Jonathan Wade Davis appeals his sentence following a guilty plea to possession with intent to distribute approximately 28 grams of methamphetamine, in violation of 21 U.S.C. § 841(a)(1). Relying primarily on Blakely v. Washington, — U.S.-, 124 S.Ct. 2531, 159 L.Ed.2d 403 (2004), Davis argues that the district court erroneously sentenced him based on its determination that he was responsible for 2.4948 kilograms of methamphetamine when he stipulated only to 28 grams as charged in the bill of information. Davis’s Blakely argument is foreclosed by circuit precedent. See United States v. Pineiro, 377 F.3d 464, 473 (5th Cir.2004), petition for cert. filed (U.S. July 14, 2004)(No. 03-30437).

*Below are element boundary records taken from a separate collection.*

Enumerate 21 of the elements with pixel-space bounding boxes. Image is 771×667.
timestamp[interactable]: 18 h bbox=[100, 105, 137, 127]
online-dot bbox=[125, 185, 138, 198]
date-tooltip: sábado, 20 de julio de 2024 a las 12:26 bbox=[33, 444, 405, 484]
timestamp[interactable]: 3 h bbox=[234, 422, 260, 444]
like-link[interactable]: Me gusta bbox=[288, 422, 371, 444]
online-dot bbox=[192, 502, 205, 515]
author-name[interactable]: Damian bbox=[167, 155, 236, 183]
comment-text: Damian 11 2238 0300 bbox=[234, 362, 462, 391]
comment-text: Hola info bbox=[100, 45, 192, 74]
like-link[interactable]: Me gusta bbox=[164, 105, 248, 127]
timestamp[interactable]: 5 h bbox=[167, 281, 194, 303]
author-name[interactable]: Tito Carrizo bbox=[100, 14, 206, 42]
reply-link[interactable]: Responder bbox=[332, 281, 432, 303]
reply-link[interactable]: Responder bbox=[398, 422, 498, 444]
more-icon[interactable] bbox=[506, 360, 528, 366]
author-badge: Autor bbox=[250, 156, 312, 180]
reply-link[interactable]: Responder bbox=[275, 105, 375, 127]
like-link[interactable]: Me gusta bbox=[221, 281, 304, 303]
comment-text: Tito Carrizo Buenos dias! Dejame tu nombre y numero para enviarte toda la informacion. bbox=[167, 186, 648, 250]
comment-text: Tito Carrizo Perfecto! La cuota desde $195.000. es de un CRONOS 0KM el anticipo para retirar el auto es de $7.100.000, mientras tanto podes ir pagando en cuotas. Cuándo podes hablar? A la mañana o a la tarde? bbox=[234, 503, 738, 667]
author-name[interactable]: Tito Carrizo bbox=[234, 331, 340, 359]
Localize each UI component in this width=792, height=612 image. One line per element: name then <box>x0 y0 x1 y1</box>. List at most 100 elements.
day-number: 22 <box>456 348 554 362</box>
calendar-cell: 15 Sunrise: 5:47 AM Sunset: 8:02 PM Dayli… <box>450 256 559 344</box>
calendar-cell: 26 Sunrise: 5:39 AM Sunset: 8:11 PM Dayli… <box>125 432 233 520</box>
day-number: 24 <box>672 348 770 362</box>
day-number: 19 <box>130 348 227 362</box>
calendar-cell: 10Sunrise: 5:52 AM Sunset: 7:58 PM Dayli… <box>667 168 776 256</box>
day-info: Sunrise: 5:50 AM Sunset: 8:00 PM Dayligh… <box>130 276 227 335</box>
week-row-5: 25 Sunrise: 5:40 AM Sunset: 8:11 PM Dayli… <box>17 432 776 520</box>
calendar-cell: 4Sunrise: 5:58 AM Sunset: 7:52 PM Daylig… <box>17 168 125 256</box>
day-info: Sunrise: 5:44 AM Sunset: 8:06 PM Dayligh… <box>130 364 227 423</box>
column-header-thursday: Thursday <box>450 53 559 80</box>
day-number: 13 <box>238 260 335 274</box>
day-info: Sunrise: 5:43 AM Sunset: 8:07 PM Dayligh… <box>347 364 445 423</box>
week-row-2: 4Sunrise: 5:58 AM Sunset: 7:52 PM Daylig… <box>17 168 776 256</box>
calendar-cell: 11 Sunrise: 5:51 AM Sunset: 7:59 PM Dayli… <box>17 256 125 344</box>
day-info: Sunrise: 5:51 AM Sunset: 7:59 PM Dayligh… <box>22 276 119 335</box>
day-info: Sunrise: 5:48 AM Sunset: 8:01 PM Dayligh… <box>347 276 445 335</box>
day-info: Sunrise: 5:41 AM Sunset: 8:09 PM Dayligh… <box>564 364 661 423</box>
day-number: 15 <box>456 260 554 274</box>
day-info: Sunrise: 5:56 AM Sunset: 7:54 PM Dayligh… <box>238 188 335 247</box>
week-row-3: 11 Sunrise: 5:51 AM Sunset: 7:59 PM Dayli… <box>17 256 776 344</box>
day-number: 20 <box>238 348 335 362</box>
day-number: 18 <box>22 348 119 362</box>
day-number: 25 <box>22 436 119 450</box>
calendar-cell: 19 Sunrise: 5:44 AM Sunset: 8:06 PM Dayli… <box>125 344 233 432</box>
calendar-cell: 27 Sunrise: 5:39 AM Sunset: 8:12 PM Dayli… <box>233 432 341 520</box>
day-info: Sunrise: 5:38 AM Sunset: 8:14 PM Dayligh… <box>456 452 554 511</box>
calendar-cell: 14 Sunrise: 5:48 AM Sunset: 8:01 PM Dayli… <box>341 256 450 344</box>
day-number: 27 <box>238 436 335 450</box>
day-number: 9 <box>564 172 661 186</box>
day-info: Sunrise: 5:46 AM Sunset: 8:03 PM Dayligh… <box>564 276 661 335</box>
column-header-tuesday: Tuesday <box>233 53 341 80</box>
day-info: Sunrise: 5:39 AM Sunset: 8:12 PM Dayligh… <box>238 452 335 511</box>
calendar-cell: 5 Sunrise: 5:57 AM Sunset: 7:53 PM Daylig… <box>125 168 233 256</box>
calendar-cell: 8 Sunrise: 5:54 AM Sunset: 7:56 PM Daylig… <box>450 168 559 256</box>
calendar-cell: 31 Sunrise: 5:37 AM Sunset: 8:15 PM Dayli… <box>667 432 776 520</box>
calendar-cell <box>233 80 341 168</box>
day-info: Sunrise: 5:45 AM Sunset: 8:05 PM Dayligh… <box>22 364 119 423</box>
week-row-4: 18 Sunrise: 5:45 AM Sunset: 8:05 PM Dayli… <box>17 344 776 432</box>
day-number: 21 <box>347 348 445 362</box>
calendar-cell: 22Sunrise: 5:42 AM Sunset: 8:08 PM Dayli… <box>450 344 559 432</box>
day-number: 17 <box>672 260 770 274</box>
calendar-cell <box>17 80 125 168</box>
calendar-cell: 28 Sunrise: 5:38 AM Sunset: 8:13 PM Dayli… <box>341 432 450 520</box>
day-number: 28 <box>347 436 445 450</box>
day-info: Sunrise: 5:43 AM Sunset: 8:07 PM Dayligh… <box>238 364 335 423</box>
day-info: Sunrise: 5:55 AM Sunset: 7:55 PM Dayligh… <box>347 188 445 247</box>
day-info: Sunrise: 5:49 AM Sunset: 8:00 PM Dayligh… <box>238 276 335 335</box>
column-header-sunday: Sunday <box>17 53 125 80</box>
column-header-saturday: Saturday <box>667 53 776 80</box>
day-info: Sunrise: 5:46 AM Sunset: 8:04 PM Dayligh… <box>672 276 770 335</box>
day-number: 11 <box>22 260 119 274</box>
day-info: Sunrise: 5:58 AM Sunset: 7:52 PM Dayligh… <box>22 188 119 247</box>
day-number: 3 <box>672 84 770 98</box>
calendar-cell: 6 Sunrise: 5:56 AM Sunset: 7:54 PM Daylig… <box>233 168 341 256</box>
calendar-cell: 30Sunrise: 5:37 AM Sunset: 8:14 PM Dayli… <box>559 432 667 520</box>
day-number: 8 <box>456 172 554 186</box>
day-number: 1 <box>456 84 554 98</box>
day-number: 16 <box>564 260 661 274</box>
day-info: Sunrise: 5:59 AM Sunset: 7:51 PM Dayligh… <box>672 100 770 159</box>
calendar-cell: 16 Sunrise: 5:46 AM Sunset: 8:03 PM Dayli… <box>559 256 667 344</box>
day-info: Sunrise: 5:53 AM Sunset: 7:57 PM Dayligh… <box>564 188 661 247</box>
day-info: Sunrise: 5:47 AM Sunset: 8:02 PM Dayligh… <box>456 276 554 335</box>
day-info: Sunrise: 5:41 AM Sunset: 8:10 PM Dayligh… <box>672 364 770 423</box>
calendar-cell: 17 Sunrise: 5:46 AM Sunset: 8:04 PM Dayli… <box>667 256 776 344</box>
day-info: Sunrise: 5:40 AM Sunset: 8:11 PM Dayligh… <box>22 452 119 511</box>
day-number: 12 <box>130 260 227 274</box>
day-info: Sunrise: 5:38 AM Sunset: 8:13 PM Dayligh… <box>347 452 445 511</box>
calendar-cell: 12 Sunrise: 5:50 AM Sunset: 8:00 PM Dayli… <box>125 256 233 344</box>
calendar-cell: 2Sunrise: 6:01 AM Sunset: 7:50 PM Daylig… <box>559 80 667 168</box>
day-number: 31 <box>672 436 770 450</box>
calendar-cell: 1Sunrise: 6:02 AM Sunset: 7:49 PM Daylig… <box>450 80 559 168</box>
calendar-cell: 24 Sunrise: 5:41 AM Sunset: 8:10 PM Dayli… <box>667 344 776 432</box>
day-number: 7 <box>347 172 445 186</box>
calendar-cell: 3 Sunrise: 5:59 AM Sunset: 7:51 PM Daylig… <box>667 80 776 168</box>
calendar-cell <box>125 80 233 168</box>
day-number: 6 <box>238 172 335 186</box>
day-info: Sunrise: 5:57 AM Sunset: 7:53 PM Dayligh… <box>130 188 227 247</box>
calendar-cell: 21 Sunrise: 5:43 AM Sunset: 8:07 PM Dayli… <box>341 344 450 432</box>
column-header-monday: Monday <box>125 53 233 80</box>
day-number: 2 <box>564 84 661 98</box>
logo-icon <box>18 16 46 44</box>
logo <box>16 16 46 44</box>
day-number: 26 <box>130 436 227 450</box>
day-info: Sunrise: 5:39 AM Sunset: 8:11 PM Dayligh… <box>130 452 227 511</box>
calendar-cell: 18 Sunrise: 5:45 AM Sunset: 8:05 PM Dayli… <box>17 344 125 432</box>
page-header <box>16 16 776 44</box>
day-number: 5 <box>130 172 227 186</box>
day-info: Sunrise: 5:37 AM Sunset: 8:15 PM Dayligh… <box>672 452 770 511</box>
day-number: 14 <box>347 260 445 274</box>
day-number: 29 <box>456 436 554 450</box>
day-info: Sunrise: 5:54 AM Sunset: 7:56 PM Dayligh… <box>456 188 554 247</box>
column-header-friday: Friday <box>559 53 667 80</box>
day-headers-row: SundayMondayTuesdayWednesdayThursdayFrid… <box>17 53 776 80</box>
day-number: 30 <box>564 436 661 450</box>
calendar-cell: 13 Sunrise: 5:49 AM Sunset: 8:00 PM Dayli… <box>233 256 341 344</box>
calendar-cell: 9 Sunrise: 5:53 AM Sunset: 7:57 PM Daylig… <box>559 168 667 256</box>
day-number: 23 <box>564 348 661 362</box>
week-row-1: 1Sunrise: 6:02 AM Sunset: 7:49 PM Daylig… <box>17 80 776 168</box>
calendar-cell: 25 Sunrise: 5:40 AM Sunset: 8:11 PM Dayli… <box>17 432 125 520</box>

Davis also argues that the district court erred by not sentencing him below the statutory minimum. The Government, which had filed a motion for downward departure under U.S.S.G. § 5K1.1 prior to sentencing, concedes that the district court erroneously concluded that it could not sentence Davis below the statutory minimum. Our review of the record shows that the district court did err as a matter of law in its belief that the sentence could not be lower than the statutory minimum. See United States v. Lopez, 264 F.3d 527, 531-32 (5th Cir.2001). Because it is not apparent whether the district court would have imposed the same sentence absent the error, the case must be remanded for resentencing. See United States v. Tello, 9 F.3d 1119, 1131 (5th Cir.1993).

AFFIRMED in part, VACATED in part, and REMANDED. 
      
       Pursuant to 5th Cir. R. 47.5, the court has determined that this opinion should not be published and is not precedent except under the limited circumstances set forth in 5th Cir. R. 47.5.4.